Просто в моем околотке подходящего места для бега нет. Пригороды не годятся даже для бега на средние дистанции. А там, где живу я, на каждом перекрестке по четыре стоп-сигнала; кварталы коротенькие, и от бесконечных, под прямым углом поворотов начинают болеть подушечки на ступнях. Кроме того, на тротуарах полно собак, детских игрушек, можно угодить и под брызги газонных увлажнителей. А если и есть свободное пространство, как правило, первым его захватит старик, ковыляющий на костылях, либо пенсионер, вооруженный увесистой тростью. Человек совестливый не может крикнуть такому: „Дорожку!“ Даже если промчаться мимо на безопасном расстоянии с моей скоростью, старики пугаются до смерти. А вгонять людей в инфаркт — не в моих правилах.
Вот я и тренируюсь на шоссе. А гоняюсь за машинами в моем пригороде. Здесь я достойный соперник водителям, любящим превышать скорость. Если машина, пусть неохотно, останавливается у каждого стоп-сигнала, ей никогда не разогнаться между двумя перекрестками до скорости пятьдесят миль[34]. Тут я ее и настигаю. Бегу прямо по газонам, перемахивая по дороге через одно-два крыльца, детские качели, надувные резиновые ванночки и живые изгороди (если же они чересчур высоки, я сквозь них проламываюсь). А поскольку мой двигатель работает всегда бесшумно, надежно и ритмично, я прекрасно слышу приближение машины и у стоп-сигнала не останавливаюсь.

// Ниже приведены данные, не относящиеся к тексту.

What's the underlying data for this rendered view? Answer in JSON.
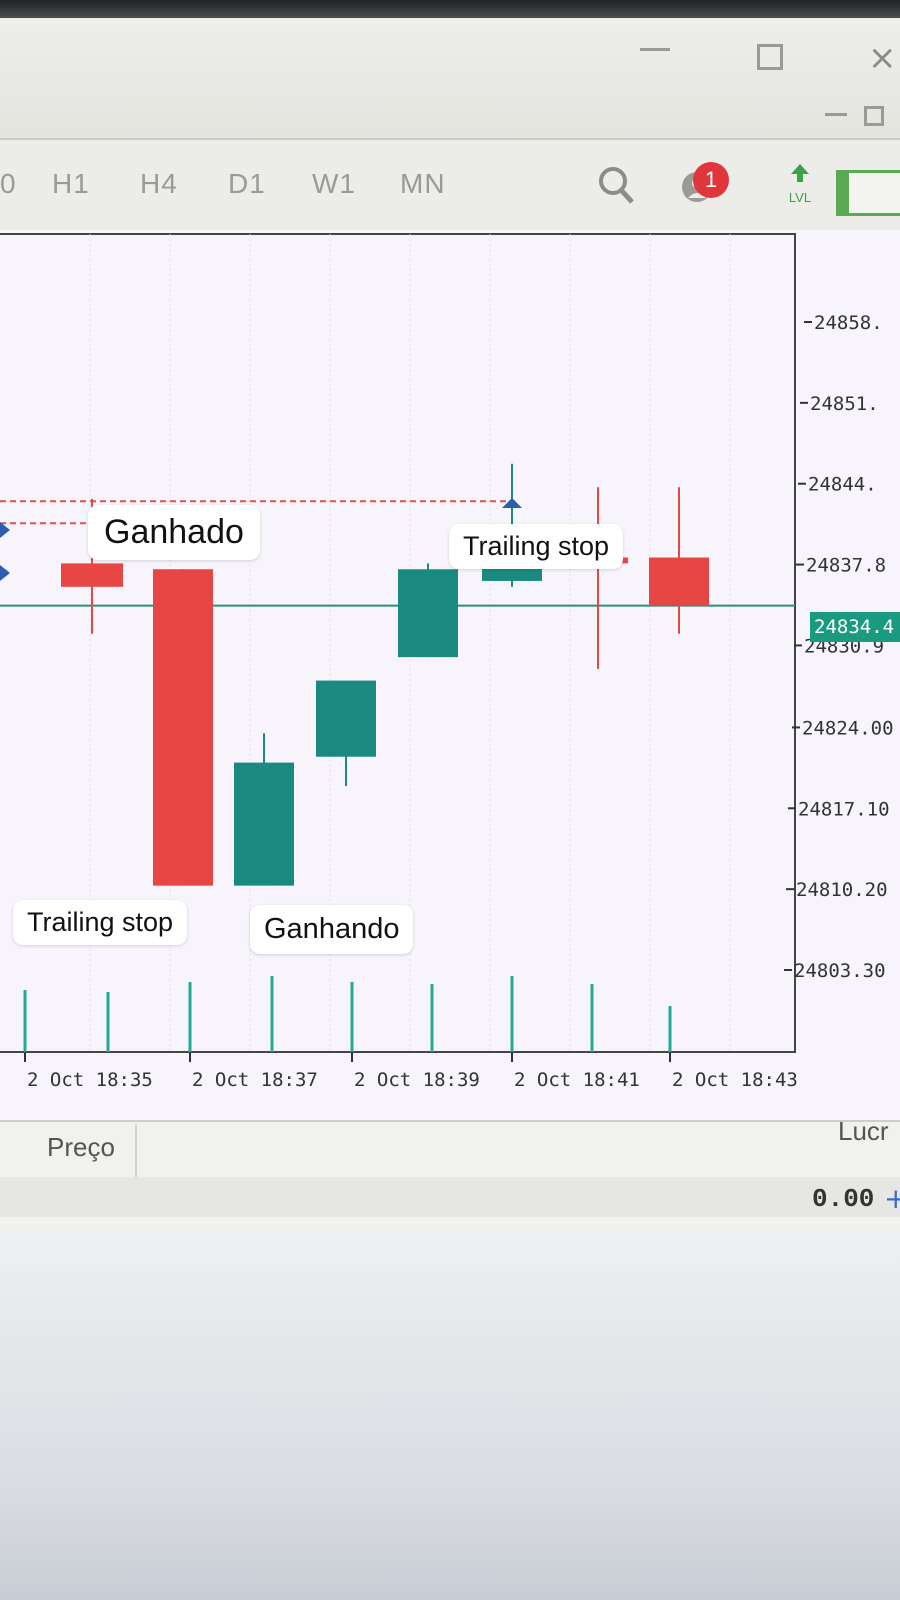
{
  "toolbar": {
    "timeframes": [
      "0",
      "H1",
      "H4",
      "D1",
      "W1",
      "MN"
    ],
    "notification_count": "1",
    "lvl_label": "LVL"
  },
  "chart": {
    "price_ticks": [
      "24858.",
      "24851.",
      "24844.",
      "24837.8",
      "24830.9",
      "24824.00",
      "24817.10",
      "24810.20",
      "24803.30"
    ],
    "current_price": "24834.4",
    "time_ticks": [
      "2 Oct 18:35",
      "2 Oct 18:37",
      "2 Oct 18:39",
      "2 Oct 18:41",
      "2 Oct 18:43"
    ]
  },
  "chart_data": {
    "type": "candlestick",
    "xlabel": "",
    "ylabel": "",
    "bull_color": "#1a8a80",
    "bear_color": "#e84545",
    "candles": [
      {
        "time": "2 Oct 18:35",
        "open": 24838.0,
        "high": 24843.5,
        "low": 24832.0,
        "close": 24836.0
      },
      {
        "time": "2 Oct 18:36",
        "open": 24837.5,
        "high": 24837.5,
        "low": 24810.5,
        "close": 24810.5
      },
      {
        "time": "2 Oct 18:37",
        "open": 24810.5,
        "high": 24823.5,
        "low": 24810.5,
        "close": 24821.0
      },
      {
        "time": "2 Oct 18:38",
        "open": 24821.5,
        "high": 24826.5,
        "low": 24819.0,
        "close": 24828.0
      },
      {
        "time": "2 Oct 18:39",
        "open": 24830.0,
        "high": 24838.0,
        "low": 24830.0,
        "close": 24837.5
      },
      {
        "time": "2 Oct 18:40",
        "open": 24836.5,
        "high": 24846.5,
        "low": 24836.0,
        "close": 24839.0
      },
      {
        "time": "2 Oct 18:41",
        "open": 24838.5,
        "high": 24844.5,
        "low": 24829.0,
        "close": 24838.0
      },
      {
        "time": "2 Oct 18:42",
        "open": 24838.5,
        "high": 24844.5,
        "low": 24832.0,
        "close": 24834.4
      }
    ],
    "volume_ticks_count": 9
  },
  "annotations": {
    "ganhado": "Ganhado",
    "trailing_stop_1": "Trailing stop",
    "trailing_stop_2": "Trailing stop",
    "ganhando": "Ganhando"
  },
  "positions_panel": {
    "price_header": "Preço",
    "profit_header": "Lucr",
    "profit_value": "0.00"
  },
  "colors": {
    "accent": "#1a9a7e",
    "badge": "#e0353b"
  }
}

В конце концов я нагоняю машину, жестом указываю на обочину, и водитель неизменно мне подчиняется. Я, конечно, в блестящей спринтерской форме, но их путает не это. Я предстаю перед ними в образе разгневанного отца, и у них начинают дрожать коленки: ведь почти все они безусые юнцы, и мой вид почти всегда действует на них отрезвляюще. Начинаю я просто:
— Вы не видели здесь моих детей? — В громком голосе у меня слышна тревога. Когда лихач-водитель слышит подобный вопрос, он тут же начинает сомневаться, не переехал ли он как-то случайно моих детей. И сразу теряет бойцовские качества.